Web crawling

This tutorial shows how to perform web crawling tasks with Python and on the command-line. The package allows for easy focused crawling.

New in version 0.9. Still experimental.

Concept

Intra vs. inter

A necessary distinction has to be made between intra- and inter-domains crawling:

  1. Focused crawling on web-page level: Finding sources within a web page is relatively easy if the page is not too big or too convoluted. For this Trafilatura offers functions to search for links in sitemaps and feeds.

  2. Web crawling: Hopping between websites can be cumbersome. Discovering more domains without gathering too much junk or running into bugs is difficult without experience with the subject.

For practical reasons the first solution (“intra”) is best, along with “good” (i.e. customized as needed) seeds/sources. As an alternative, prefix searches on the Common Crawl index can be used.

See information on finding sources for more details.

Operation

The focused crawler aims at the discovery of texts within a websites by exploration and retrieval of links.

This tool is commonly known as (web) crawler or spider. A Web crawler starts with a list of URLs to visit, called the seeds. As the crawler visits these URLs, it identifies all the hyperlinks in the pages and adds them to the list of URLs to visit, called the crawl frontier.

The spider module implements politeness rules as defined by the Robots exclusion standard where applicable.

It prioritizes navigation pages (archives, categories, etc.) over the rest in order to gather as many links as possible in few iterations.

With Python

Focused crawler

The focused_crawler function integrates all necessary components. It can be adjusted by a series of arguments:

>>> from trafilatura.spider import focused_crawler

# starting a crawl
>>> to_visit, known_urls = focused_crawler('https://www.example.org', max_seen_urls=10, max_known_urls=100000)
# resuming a crawl
>>> to_visit, known_urls = focused_crawler(homepage, max_seen_urls=10, max_known_urls=100000, todo=to_visit, known_links=known_urls)

The collected links can then be downloaded and processed. The links to visit (crawl frontier) are stored as a deque (a double-ended queue) which mostly works like a list. The known URLs are stored as a set.
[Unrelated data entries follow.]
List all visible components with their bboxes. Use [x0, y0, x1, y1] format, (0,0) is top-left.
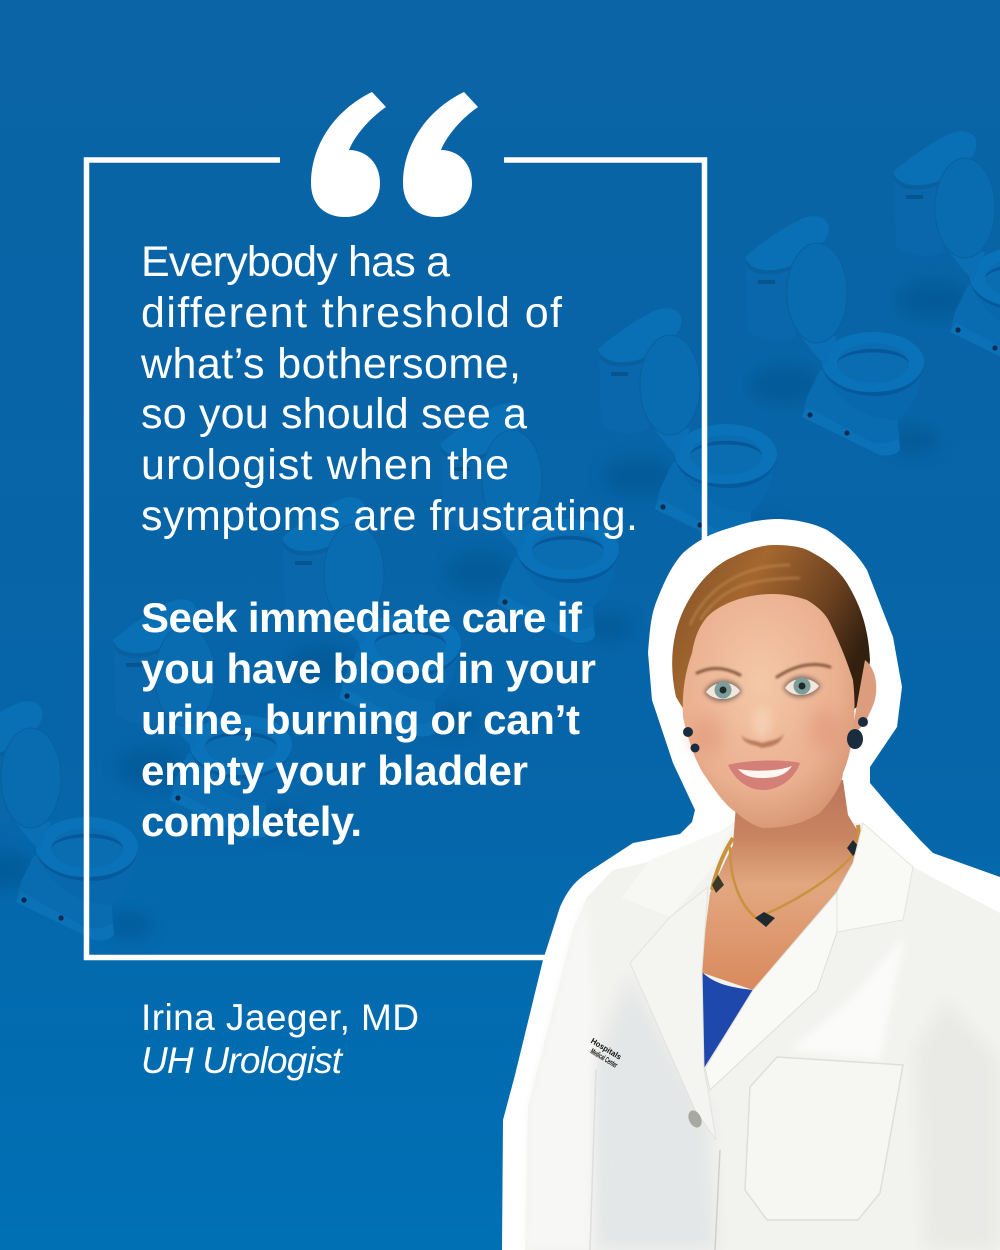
lab coat — [525, 823, 1000, 1250]
mouth — [728, 761, 800, 790]
hair highlights — [690, 565, 800, 625]
cheek blush — [691, 708, 841, 755]
attribution: UH Urologist — [141, 1040, 344, 1081]
attribution: Irina Jaeger, MD — [141, 997, 419, 1038]
quote text: different threshold of — [141, 289, 563, 337]
hair — [672, 545, 870, 720]
right lapel — [705, 892, 837, 1090]
bold advice text: completely. — [141, 798, 362, 845]
icon: quotation marks — [311, 92, 478, 217]
left collar — [622, 826, 733, 917]
eyebrows — [697, 665, 830, 677]
neck and chest — [700, 780, 860, 990]
bold advice text: Seek immediate care if — [141, 594, 583, 641]
attribution — [141, 997, 419, 1081]
right collar — [837, 823, 913, 932]
blue top — [702, 972, 753, 1068]
bold advice text — [141, 594, 596, 845]
face — [683, 594, 855, 828]
embroidery: Medical Center — [589, 1047, 619, 1070]
quote text: symptoms are frustrating. — [141, 492, 638, 540]
portrait white outline — [502, 519, 1000, 1250]
nose — [741, 706, 784, 748]
quote text: urologist when the — [141, 441, 509, 489]
necklace — [712, 825, 860, 927]
quote frame — [86, 160, 704, 958]
left lapel — [630, 887, 716, 1140]
embroidery: Hospitals — [589, 1036, 623, 1062]
embroidery — [585, 1036, 624, 1070]
coat shading — [525, 897, 1000, 1250]
right ear — [852, 660, 876, 732]
bold advice text: urine, burning or can’t — [141, 696, 580, 743]
toilets background pattern — [0, 131, 1000, 941]
right eye — [783, 676, 821, 698]
quote text: Everybody has a — [141, 238, 450, 286]
quote text: so you should see a — [141, 390, 527, 438]
quote text: what’s bothersome, — [140, 340, 521, 388]
bold advice text: you have blood in your — [141, 645, 596, 692]
button — [686, 1108, 704, 1130]
pocket — [745, 1057, 903, 1220]
earrings — [683, 717, 868, 752]
quote text — [140, 238, 638, 540]
left eye — [704, 680, 742, 702]
portrait: doctor — [502, 519, 1000, 1250]
bold advice text: empty your bladder — [141, 747, 528, 794]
Both can also be converted to a list if necessary:

to_visit, known_urls = list(to_visit), sorted(known_urls)

On the command-line

Three different options are available on the command-line:

  • --sitemap : try to find and use sitemaps

  • --crawl : crawl a fixed number of pages within the website

  • --explore : combination of sitemap and crawl

On the CLI the crawler automatically works its way through a website, stopping at a maximum of 30 page visits or exhaustion of the total number of pages on the website, whichever comes first.

$ trafilatura --crawl "https://www.example.org" > links.txt

It can also crawl websites in parallel by reading a list of target sites from a list (-i/--inputfile option).

Useful references

Cho, J., Garcia-Molina, H., & Page, L. (1998). Efficient crawling through URL ordering. Computer networks and ISDN systems, 30(1-7), 161-172.

Olston, C., & Najork, M. (2010). Web crawling. Now Publishers Inc.